My mother believed in lotion. All kinds of lotion. Foot lotion, hand lotion, body lotion, elbow lotion, face lotion. Lotion for scrubbing away callouses, hiding wrinkles, minimizing dark circles, keeping out UV rays, softening skin, fading age spots. Pink, white, green, yellow, grainy, smooth, thick, thin, scented, lightly scented, unscented, whipped, churned, glopped, dotted. For my mother, lotion solved just about any form of human deterioration you can think of.
So I suppose it was no surprise when this June, a few weeks before she lost almost all of her ability to communicate and then shortly after died, my mother whispered to me, You have to take the Avon home with you. Your father will just throw it out.
So I did. I took home 3 huge cardboard boxes filled with Avon lotions. And after she died and my father decided to go through a few of her things, we found 2 more huge boxes of lotion.
If I stood on a street corner in Times Square for a week I couldn’t give away all that lotion. I didn’t want to take it all. It seems ludicrous even now, first to have that much lotion for any one person and secondly, for me, a user of CVS brand Lubriderm for chapped winter hands and shaven legs, of all people to take it. But, as the only girl, so it would be.
Some people inherit diamonds, furs, a summer home, a little IBM stock, perhaps an antique vaz or the bone china.
I inherited lotion.
When I took it I thought, I’ll just re-gift it to 500 of my closest friends or donate it to a women’s shelter or sell it on e-bay. But I didn’t. I just left it in the basement with the miss-matched Tupperware and empty shoe boxes and Christmas platters and the board games with missing pieces.
Then, a few weeks ago I came across a random box that hadn’t made it downstairs. I opened it. I pulled out colorful tubes and svelte looking jars and the promise of miracles in 5 easy steps.
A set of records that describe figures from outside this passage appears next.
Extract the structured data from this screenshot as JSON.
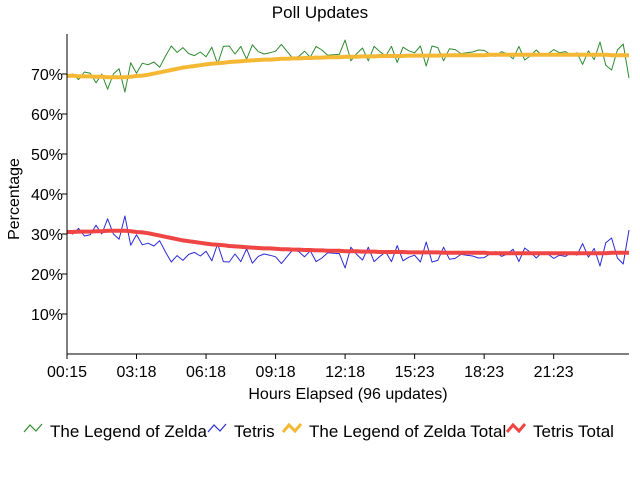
{
  "chart_data": {
    "type": "line",
    "title": "Poll Updates",
    "xlabel": "Hours Elapsed (96 updates)",
    "ylabel": "Percentage",
    "ylim": [
      0,
      80
    ],
    "yticks": [
      "10%",
      "20%",
      "30%",
      "40%",
      "50%",
      "60%",
      "70%"
    ],
    "ytick_values": [
      10,
      20,
      30,
      40,
      50,
      60,
      70
    ],
    "xticks": [
      "00:15",
      "03:18",
      "06:18",
      "09:18",
      "12:18",
      "15:23",
      "18:23",
      "21:23"
    ],
    "xtick_indices": [
      0,
      12,
      24,
      36,
      48,
      60,
      72,
      84
    ],
    "grid": false,
    "legend_position": "bottom",
    "series": [
      {
        "name": "The Legend of Zelda",
        "color": "#2e8b2e",
        "values": [
          69.5,
          70.0,
          68.6,
          70.5,
          70.2,
          67.8,
          70.0,
          66.2,
          70.0,
          71.3,
          65.5,
          72.8,
          70.2,
          72.7,
          72.3,
          73.0,
          71.7,
          74.5,
          77.0,
          75.4,
          76.6,
          75.1,
          74.6,
          75.5,
          74.3,
          76.7,
          72.5,
          76.9,
          77.0,
          75.0,
          76.9,
          73.7,
          77.3,
          75.6,
          75.0,
          75.3,
          75.7,
          77.4,
          75.6,
          73.9,
          74.4,
          75.7,
          74.2,
          76.9,
          76.0,
          74.7,
          74.8,
          74.9,
          78.5,
          73.3,
          75.1,
          76.5,
          73.3,
          76.9,
          75.6,
          74.5,
          76.9,
          72.9,
          76.7,
          75.8,
          75.3,
          77.0,
          72.0,
          77.0,
          76.6,
          73.3,
          76.3,
          76.1,
          75.1,
          75.3,
          75.5,
          76.0,
          75.9,
          75.0,
          74.4,
          75.6,
          75.0,
          73.8,
          76.9,
          73.5,
          74.6,
          76.0,
          74.6,
          75.0,
          76.1,
          75.3,
          75.6,
          74.7,
          75.3,
          72.4,
          75.8,
          73.6,
          78.0,
          72.2,
          71.0,
          76.0,
          77.5,
          69.0
        ]
      },
      {
        "name": "Tetris",
        "color": "#2a2ad6",
        "values": [
          30.5,
          30.0,
          31.4,
          29.5,
          29.8,
          32.2,
          30.0,
          33.8,
          30.0,
          28.7,
          34.5,
          27.2,
          29.8,
          27.3,
          27.7,
          27.0,
          28.3,
          25.5,
          23.0,
          24.6,
          23.4,
          24.9,
          25.4,
          24.5,
          25.7,
          23.3,
          27.5,
          23.1,
          23.0,
          25.0,
          23.1,
          26.3,
          22.7,
          24.4,
          25.0,
          24.7,
          24.3,
          22.6,
          24.4,
          26.1,
          25.6,
          24.3,
          25.8,
          23.1,
          24.0,
          25.3,
          25.2,
          25.1,
          21.5,
          26.7,
          24.9,
          23.5,
          26.7,
          23.1,
          24.4,
          25.5,
          23.1,
          27.1,
          23.3,
          24.2,
          24.7,
          23.0,
          28.0,
          23.0,
          23.4,
          26.7,
          23.7,
          23.9,
          24.9,
          24.7,
          24.5,
          24.0,
          24.1,
          25.0,
          25.6,
          24.4,
          25.0,
          26.2,
          23.1,
          26.5,
          25.4,
          24.0,
          25.4,
          25.0,
          23.9,
          24.7,
          24.4,
          25.3,
          24.7,
          27.6,
          24.2,
          26.4,
          22.0,
          27.8,
          29.0,
          24.0,
          22.5,
          31.0
        ]
      },
      {
        "name": "The Legend of Zelda Total",
        "color": "#f5b835",
        "values": [
          69.5,
          69.6,
          69.4,
          69.4,
          69.4,
          69.3,
          69.3,
          69.2,
          69.2,
          69.2,
          69.2,
          69.3,
          69.5,
          69.6,
          69.8,
          70.1,
          70.4,
          70.7,
          71.0,
          71.3,
          71.6,
          71.8,
          72.0,
          72.2,
          72.4,
          72.6,
          72.7,
          72.8,
          73.0,
          73.1,
          73.2,
          73.3,
          73.4,
          73.5,
          73.6,
          73.6,
          73.7,
          73.8,
          73.8,
          73.9,
          73.9,
          74.0,
          74.0,
          74.1,
          74.1,
          74.2,
          74.2,
          74.2,
          74.3,
          74.3,
          74.3,
          74.4,
          74.4,
          74.4,
          74.5,
          74.5,
          74.5,
          74.5,
          74.5,
          74.6,
          74.6,
          74.6,
          74.6,
          74.6,
          74.6,
          74.7,
          74.7,
          74.7,
          74.7,
          74.7,
          74.7,
          74.7,
          74.7,
          74.8,
          74.8,
          74.8,
          74.8,
          74.8,
          74.8,
          74.8,
          74.8,
          74.8,
          74.8,
          74.8,
          74.8,
          74.8,
          74.8,
          74.8,
          74.8,
          74.8,
          74.8,
          74.8,
          74.8,
          74.8,
          74.7,
          74.7,
          74.7,
          74.7
        ]
      },
      {
        "name": "Tetris Total",
        "color": "#f04545",
        "values": [
          30.5,
          30.5,
          30.6,
          30.6,
          30.6,
          30.7,
          30.7,
          30.8,
          30.8,
          30.8,
          30.8,
          30.7,
          30.5,
          30.4,
          30.2,
          29.9,
          29.6,
          29.3,
          29.0,
          28.7,
          28.4,
          28.2,
          28.0,
          27.8,
          27.6,
          27.4,
          27.3,
          27.2,
          27.0,
          26.9,
          26.8,
          26.7,
          26.6,
          26.5,
          26.4,
          26.4,
          26.3,
          26.2,
          26.2,
          26.1,
          26.1,
          26.0,
          26.0,
          25.9,
          25.9,
          25.8,
          25.8,
          25.8,
          25.7,
          25.7,
          25.7,
          25.6,
          25.6,
          25.6,
          25.5,
          25.5,
          25.5,
          25.5,
          25.5,
          25.4,
          25.4,
          25.4,
          25.4,
          25.4,
          25.4,
          25.3,
          25.3,
          25.3,
          25.3,
          25.3,
          25.3,
          25.3,
          25.3,
          25.2,
          25.2,
          25.2,
          25.2,
          25.2,
          25.2,
          25.2,
          25.2,
          25.2,
          25.2,
          25.2,
          25.2,
          25.2,
          25.2,
          25.2,
          25.2,
          25.2,
          25.2,
          25.2,
          25.2,
          25.2,
          25.3,
          25.3,
          25.3,
          25.3
        ]
      }
    ]
  }
}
I found AM Solution and PM Solution, and I thought, hell, I could use an AM solution and a PM solution so I twisted a jar open and scooped out a white thick silky glob and I tried it.
And suddenly, like Jim Carrey in The Mask, I was changed. I felt a softness, but a strength as well. I felt protected, concealed, a little more sophisticated, wiser even.
I felt my mother.
And I hadn’t felt her in ages. I hadn’t dreamt about her or talked about her much or even really believed she was gone most times. But pulling out that box, using her lotion, looking for that AM Solution, brought me to a place of serenity and forgiveness I had yet to experience with regards to my mother. It didn’t last very long. A flash really. But now everyday I wear it. I don’t always think of her when I put it on, but many times I do.
I’ve come to realize my mother’s lotion was her secret weapon against the harsh realities of life. Like Green Lantern’s ring or Harry Potter’s invisibility cloak, it helped her overcome insurmountable obstacles everyday. Cooking my father another meal, eking life back into a ragged house plant, haggling a good price for a box of used books at a garage sale, checking on her blood sugar, watching her children leave, forgetting the cruelty in her own mother’s voice, trying to understand her son’s addiction or her daughter’s sexual orientation, going to church and praying for forgiveness, passing up a second helping of bread pudding, paying her QVC bill, smiling, laughing, judging, raising her eyes to the heavens in hope for one more day.
Now I wear the lotion. As though it can ward off Kryptonite or evil or bring my mother back. Once more. To hold me. To let me know, finally, I was loved.